The stairwell is quiet and close, our footsteps the only sound.
The conference room has glass walls all the way around, and from the hallway above we can see everything.
Juarez at the head of the long table. Simon in the hot seat.
Two others from the company I half-recognize.
Papers fanning out across the wood, fingers pointing, voices climbing past the glass into a register we can almost make out.
“That’s everything he hid,” Dean says, and his breath is warm against my ear, close enough that the shiver it puts down my spine has nothing to do with the air conditioning and everything to do with the six inches between his mouth and my neck.
“Those red folders, see them?
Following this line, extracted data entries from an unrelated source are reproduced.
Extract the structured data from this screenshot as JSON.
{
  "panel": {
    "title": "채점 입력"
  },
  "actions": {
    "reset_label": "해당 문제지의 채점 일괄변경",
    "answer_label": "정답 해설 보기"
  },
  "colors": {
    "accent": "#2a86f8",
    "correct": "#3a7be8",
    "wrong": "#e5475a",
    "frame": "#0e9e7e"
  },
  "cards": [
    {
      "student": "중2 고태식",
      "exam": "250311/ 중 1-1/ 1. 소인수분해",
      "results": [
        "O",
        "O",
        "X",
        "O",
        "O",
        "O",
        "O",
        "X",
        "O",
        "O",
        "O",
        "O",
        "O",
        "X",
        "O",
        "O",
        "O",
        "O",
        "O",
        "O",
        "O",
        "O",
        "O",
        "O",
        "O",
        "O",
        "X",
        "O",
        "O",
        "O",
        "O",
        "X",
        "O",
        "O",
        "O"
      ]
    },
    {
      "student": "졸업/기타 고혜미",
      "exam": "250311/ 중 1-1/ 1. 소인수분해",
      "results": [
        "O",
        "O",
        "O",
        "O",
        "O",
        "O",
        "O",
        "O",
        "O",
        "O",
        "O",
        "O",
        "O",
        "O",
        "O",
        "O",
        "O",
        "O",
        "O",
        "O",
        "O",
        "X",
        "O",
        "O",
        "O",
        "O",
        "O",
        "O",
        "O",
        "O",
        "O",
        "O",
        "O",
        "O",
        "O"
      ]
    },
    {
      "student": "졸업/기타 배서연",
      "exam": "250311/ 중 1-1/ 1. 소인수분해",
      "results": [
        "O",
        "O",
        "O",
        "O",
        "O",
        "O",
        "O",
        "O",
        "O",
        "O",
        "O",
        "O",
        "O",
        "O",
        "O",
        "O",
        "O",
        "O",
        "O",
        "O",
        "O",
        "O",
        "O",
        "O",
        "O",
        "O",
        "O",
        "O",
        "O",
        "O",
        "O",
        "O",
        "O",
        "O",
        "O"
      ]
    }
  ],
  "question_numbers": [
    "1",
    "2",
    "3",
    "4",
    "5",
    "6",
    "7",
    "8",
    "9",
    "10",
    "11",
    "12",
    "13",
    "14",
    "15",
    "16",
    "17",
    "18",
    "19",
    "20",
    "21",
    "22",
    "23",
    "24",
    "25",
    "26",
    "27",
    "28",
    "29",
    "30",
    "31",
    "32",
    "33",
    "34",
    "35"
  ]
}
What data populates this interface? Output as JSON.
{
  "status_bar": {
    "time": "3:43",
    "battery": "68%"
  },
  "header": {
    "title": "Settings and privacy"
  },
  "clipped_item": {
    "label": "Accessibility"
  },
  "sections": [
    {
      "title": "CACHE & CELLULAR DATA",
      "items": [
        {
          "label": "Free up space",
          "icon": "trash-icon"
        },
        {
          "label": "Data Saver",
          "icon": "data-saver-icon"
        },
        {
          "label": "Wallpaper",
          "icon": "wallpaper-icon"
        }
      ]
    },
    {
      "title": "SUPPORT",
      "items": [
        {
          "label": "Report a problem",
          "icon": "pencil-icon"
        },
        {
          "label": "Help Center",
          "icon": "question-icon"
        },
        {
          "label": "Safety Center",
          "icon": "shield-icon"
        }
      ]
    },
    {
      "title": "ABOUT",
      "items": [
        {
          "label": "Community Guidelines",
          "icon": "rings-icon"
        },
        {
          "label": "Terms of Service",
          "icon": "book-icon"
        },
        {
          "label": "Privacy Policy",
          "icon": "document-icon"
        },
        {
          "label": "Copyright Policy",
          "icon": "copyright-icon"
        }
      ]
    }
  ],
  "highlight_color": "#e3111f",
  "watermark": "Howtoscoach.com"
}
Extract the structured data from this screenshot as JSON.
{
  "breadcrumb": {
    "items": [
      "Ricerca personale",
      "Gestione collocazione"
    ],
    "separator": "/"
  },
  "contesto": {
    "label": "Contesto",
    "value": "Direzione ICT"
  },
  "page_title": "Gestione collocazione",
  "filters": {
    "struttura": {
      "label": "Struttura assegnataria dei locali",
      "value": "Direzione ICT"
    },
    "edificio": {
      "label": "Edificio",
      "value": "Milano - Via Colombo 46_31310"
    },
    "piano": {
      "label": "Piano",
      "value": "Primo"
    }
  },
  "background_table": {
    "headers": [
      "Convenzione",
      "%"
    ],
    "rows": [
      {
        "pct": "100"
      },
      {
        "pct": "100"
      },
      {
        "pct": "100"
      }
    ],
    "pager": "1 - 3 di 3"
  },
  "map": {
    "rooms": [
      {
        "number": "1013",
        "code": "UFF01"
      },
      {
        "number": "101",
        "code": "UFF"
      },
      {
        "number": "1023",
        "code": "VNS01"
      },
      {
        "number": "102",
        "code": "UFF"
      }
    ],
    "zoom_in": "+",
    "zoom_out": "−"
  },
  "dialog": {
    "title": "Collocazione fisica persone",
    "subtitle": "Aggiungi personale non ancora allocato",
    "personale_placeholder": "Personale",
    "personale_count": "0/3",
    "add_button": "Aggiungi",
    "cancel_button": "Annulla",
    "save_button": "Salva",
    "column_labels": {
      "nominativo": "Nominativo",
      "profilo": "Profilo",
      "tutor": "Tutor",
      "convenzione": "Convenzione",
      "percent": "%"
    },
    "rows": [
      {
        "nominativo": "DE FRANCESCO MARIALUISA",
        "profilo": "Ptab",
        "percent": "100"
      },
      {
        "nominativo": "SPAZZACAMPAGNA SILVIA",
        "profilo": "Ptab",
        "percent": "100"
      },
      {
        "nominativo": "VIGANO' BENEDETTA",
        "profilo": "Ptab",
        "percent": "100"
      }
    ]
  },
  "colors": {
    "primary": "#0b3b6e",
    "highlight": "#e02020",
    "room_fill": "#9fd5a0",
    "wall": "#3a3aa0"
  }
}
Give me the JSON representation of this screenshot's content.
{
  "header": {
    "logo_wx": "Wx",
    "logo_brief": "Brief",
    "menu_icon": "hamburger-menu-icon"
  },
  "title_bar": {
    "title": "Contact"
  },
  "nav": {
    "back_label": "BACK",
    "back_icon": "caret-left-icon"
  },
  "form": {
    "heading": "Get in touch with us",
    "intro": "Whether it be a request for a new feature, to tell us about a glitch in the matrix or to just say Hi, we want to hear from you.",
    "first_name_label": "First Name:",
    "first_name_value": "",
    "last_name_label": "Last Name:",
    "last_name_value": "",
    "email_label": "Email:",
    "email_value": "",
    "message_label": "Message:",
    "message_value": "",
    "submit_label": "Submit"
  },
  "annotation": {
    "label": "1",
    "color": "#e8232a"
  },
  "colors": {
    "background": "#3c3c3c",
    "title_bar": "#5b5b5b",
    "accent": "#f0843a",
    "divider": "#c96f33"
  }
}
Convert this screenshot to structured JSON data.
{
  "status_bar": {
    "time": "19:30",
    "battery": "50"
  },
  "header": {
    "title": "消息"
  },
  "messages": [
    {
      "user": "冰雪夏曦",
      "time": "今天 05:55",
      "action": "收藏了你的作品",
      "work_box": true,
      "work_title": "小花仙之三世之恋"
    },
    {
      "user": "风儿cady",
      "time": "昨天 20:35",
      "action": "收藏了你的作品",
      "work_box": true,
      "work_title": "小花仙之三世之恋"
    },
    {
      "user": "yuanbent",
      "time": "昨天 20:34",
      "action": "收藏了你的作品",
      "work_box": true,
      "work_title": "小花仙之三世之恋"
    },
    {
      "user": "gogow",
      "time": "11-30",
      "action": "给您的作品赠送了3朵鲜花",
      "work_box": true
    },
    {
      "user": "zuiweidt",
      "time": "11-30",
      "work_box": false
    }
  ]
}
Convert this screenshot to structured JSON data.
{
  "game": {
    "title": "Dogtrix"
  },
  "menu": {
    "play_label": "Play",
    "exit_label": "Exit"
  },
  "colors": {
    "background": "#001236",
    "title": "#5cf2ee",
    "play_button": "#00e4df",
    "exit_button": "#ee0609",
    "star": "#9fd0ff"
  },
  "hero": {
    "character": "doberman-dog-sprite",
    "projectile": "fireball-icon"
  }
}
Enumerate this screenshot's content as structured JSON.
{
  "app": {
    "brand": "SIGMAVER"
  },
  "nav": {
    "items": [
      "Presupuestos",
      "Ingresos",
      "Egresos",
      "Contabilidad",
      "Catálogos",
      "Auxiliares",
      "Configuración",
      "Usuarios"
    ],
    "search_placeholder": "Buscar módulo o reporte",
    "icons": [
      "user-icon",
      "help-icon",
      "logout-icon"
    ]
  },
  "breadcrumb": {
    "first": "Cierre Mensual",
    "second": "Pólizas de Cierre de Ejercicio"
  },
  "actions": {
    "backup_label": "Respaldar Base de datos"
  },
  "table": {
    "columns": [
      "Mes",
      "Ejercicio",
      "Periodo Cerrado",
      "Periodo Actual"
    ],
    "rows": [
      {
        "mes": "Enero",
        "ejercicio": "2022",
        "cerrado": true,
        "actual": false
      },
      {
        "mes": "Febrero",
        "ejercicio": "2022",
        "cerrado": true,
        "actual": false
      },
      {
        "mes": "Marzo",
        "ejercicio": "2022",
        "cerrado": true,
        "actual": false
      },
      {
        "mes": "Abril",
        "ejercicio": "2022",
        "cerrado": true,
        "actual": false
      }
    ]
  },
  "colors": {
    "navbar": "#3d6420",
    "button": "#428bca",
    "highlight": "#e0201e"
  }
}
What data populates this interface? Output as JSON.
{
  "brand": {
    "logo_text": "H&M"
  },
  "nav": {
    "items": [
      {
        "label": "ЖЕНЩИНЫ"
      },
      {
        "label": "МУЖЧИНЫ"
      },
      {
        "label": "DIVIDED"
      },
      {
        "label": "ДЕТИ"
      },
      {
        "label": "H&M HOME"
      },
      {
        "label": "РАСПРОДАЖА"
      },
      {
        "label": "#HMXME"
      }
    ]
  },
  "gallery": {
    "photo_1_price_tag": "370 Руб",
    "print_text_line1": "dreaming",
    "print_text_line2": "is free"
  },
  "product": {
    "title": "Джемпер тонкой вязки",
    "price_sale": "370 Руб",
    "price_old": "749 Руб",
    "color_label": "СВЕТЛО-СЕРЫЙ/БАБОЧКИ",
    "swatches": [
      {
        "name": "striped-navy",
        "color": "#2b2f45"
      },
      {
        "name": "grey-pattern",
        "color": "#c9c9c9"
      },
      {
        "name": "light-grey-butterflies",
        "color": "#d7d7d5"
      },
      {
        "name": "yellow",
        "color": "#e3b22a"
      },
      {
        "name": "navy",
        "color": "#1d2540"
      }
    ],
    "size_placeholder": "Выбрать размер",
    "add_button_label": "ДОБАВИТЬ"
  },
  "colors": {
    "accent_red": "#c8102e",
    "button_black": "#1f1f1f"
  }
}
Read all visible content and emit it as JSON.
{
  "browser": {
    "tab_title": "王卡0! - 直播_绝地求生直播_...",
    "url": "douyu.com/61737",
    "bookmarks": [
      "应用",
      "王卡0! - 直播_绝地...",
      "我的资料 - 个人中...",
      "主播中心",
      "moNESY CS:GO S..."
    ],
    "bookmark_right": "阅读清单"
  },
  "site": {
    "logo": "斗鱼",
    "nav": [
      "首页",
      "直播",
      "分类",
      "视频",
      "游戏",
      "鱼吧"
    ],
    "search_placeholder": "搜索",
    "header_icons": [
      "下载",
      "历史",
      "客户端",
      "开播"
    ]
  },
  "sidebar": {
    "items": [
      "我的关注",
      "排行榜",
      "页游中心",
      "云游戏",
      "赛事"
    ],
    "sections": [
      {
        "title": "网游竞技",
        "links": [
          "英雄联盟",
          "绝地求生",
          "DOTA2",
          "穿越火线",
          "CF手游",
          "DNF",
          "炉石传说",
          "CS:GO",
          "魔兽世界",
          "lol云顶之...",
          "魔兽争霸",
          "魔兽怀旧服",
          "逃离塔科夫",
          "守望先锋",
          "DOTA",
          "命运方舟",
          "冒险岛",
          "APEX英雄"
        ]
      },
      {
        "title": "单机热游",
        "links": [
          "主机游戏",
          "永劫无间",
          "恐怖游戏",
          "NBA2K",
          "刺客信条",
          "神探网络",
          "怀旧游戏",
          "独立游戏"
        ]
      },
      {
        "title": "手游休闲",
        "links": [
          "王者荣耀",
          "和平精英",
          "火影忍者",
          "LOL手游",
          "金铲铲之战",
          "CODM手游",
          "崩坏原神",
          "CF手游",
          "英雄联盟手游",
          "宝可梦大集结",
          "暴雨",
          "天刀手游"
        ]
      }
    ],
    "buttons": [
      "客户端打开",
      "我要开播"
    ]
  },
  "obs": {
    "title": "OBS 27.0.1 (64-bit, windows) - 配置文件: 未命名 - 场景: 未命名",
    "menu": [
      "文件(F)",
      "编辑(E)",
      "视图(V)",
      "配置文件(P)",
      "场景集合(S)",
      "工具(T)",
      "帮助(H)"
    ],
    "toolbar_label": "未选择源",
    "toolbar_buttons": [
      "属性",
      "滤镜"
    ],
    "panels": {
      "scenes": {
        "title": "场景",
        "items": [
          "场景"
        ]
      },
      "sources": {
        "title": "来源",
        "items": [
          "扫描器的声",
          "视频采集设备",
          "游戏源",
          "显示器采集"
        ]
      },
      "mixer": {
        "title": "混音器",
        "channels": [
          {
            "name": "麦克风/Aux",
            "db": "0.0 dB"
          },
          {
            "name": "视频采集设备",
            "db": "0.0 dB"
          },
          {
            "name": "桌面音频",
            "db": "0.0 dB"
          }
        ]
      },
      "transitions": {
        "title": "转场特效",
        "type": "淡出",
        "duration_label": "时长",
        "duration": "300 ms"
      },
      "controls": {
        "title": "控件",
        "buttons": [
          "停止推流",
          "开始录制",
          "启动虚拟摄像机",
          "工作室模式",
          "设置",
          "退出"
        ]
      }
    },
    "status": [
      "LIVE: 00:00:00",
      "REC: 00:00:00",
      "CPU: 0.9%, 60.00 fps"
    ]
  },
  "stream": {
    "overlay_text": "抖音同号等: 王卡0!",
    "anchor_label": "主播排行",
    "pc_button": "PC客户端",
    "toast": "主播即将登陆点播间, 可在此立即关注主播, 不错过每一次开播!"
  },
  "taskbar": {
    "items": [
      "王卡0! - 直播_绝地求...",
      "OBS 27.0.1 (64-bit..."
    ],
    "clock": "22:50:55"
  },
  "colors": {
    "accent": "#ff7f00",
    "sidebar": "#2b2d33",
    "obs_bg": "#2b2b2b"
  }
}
Every dinner, every hotel room, every gift he stuck the company with while he was taking her to bed. He put her birthday necklace on the company’s tab and wrote it down as office supplies, Eve. Office supplies.”
“That’s almost impressive.”
“It’s almost a crime. Which it also is.”
Through the glass, Simon is sweating through his shirt.
The confident mask cracks and keeps cracking, fissures running through the face I once thought I’d wake up next to for the rest of my life.
Even silenced by the walls, the floundering reads clear, the excuses dying on the table, the others at the table trading the look of people watching a man they used to respect become a man they’re going to have to fire.
“He’s done,” I breathe. “He’s actually.”